Joining us today are Jason Welch and Eric Geringswald. Jason has been a CSC customer service representative since 2011 and works with CSC's top law firm market customers on a wide range of corporate and Uniform Commercial Code matters. Eric is deputy compliance officer and director of publishing for CSC, where he works at the enterprise level to keep CSC in compliance across the globe.

And with that, let's welcome Jason and Eric.

Jason: Hi, everyone. Thank you, Caitlin, for that introduction. This is Jason Welch at CSC. I look forward to the presentation and hope you all find this useful. Eric, why don't you go ahead and take it away from here?

Eric: Sure. Thank you, Jason. I'm Eric Geringswald, and this slide here just shows the depth and breadth of CSC locations around the globe. Today our focus really is in the United States and the Uniform Commercial Code filing, but we just wanted you to have a sense of the depth and breadth of locations where CSC is located.

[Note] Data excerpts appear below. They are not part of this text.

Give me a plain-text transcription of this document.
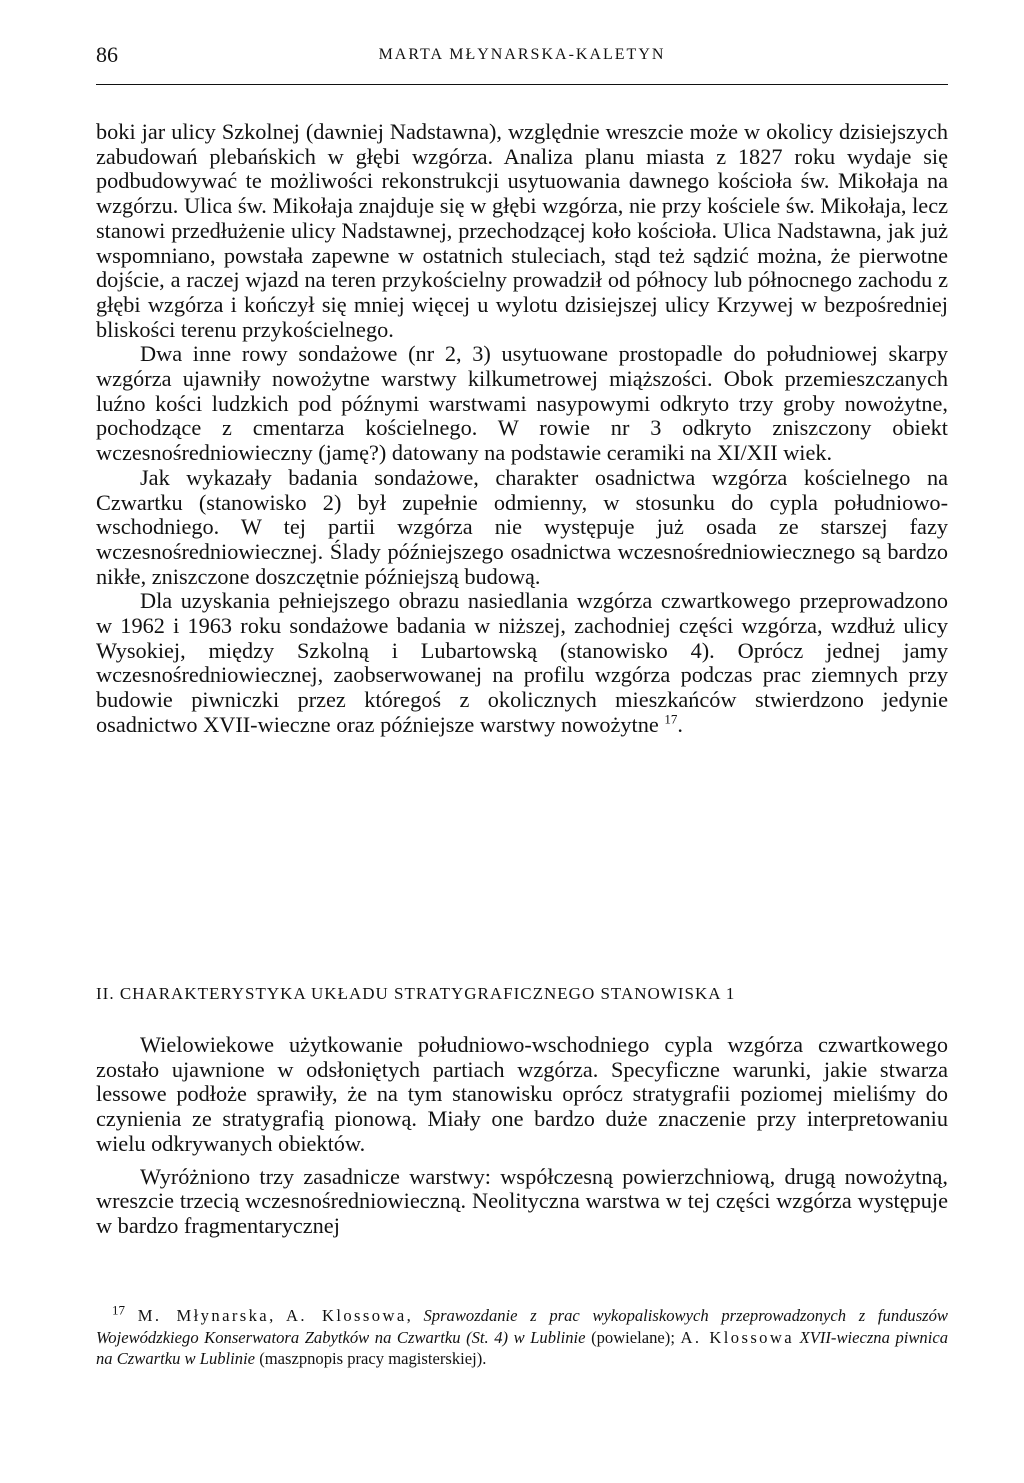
86	MARTA MŁYNARSKA-KALETYN

boki jar ulicy Szkolnej (dawniej Nadstawna), względnie wreszcie może w okolicy dzisiejszych zabudowań plebańskich w głębi wzgórza. Analiza planu miasta z 1827 roku wydaje się podbudowywać te możliwości rekonstrukcji usytuowania dawnego kościoła św. Mikołaja na wzgórzu. Ulica św. Mikołaja znajduje się w głębi wzgórza, nie przy kościele św. Mikołaja, lecz stanowi przedłużenie ulicy Nadstawnej, przechodzącej koło kościoła. Ulica Nadstawna, jak już wspomniano, powstała zapewne w ostatnich stuleciach, stąd też sądzić można, że pierwotne dojście, a raczej wjazd na teren przykościelny prowadził od północy lub północnego zachodu z głębi wzgórza i kończył się mniej więcej u wylotu dzisiejszej ulicy Krzywej w bezpośredniej bliskości terenu przykościelnego.

Dwa inne rowy sondażowe (nr 2, 3) usytuowane prostopadle do południowej skarpy wzgórza ujawniły nowożytne warstwy kilkumetrowej miąższości. Obok przemieszczanych luźno kości ludzkich pod późnymi warstwami nasypowymi odkryto trzy groby nowożytne, pochodzące z cmentarza kościelnego. W rowie nr 3 odkryto zniszczony obiekt wczesnośredniowieczny (jamę?) datowany na podstawie ceramiki na XI/XII wiek.

Jak wykazały badania sondażowe, charakter osadnictwa wzgórza kościelnego na Czwartku (stanowisko 2) był zupełnie odmienny, w stosunku do cypla południowo-wschodniego. W tej partii wzgórza nie występuje już osada ze starszej fazy wczesnośredniowiecznej. Ślady późniejszego osadnictwa wczesnośredniowiecznego są bardzo nikłe, zniszczone doszczętnie późniejszą budową.

Dla uzyskania pełniejszego obrazu nasiedlania wzgórza czwartkowego przeprowadzono w 1962 i 1963 roku sondażowe badania w niższej, zachodniej części wzgórza, wzdłuż ulicy Wysokiej, między Szkolną i Lubartowską (stanowisko 4). Oprócz jednej jamy wczesnośredniowiecznej, zaobserwowanej na profilu wzgórza podczas prac ziemnych przy budowie piwniczki przez któregoś z okolicznych mieszkańców stwierdzono jedynie osadnictwo XVII-wieczne oraz późniejsze warstwy nowożytne $^{17}$.

II. CHARAKTERYSTYKA UKŁADU STRATYGRAFICZNEGO STANOWISKA 1

Wielowiekowe użytkowanie południowo-wschodniego cypla wzgórza czwartkowego zostało ujawnione w odsłoniętych partiach wzgórza. Specyficzne warunki, jakie stwarza lessowe podłoże sprawiły, że na tym stanowisku oprócz stratygrafii poziomej mieliśmy do czynienia ze stratygrafią pionową. Miały one bardzo duże znaczenie przy interpretowaniu wielu odkrywanych obiektów.

Wyróżniono trzy zasadnicze warstwy: współczesną powierzchniową, drugą nowożytną, wreszcie trzecią wczesnośredniowieczną. Neolityczna warstwa w tej części wzgórza występuje w bardzo fragmentarycznej

$^{17}$ M. Młynarska, A. Klossowa, Sprawozdanie z prac wykopaliskowych przeprowadzonych z funduszów Wojewódzkiego Konserwatora Zabytków na Czwartku (St. 4) w Lublinie (powielane); A. Klossowa XVII-wieczna piwnica na Czwartku w Lublinie (maszpnopis pracy magisterskiej).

Jason: Thank you, Eric. We are indeed located all over the world, and as you can see in the next slide, we indeed have our eyes and hands in many different services throughout the legal service sector, from entity management and compliance, digital brand services, as you already know UCC search and filing, registered agent service, corporate filings and documents. We've got your bases covered with all your legal services needs here at CSC.

So folks, again thank you for attending today's session. The agenda today, by the way this is Jason Welch, the agenda today is UCC searching best practices. We really want to get into a nuts and bolts conversation about the best practices of searching, and I hope that some of your questions may be answered throughout the process today. There will be some time at the end for some Q&A, and we also have some product information regarding when your search order is complete what you receive. I'd like to kind of run through the product so that you can become comfortable with CSC's search results.

And with that, Eric, why don't you move on to the next slide?

Eric: Thank you very much, Jason. And at this point in time, I'll start with the essential concepts that are important for everyone to really understand — perfection and priority.

So perfection protects third parties that are not subject to the security agreement by making sure that they have the interest in collateral secured. The most common method of doing that, of course, is by filing a UCC financing statement. And that is what we're going to talk about as we go further in terms of this searching aspects of UCCs.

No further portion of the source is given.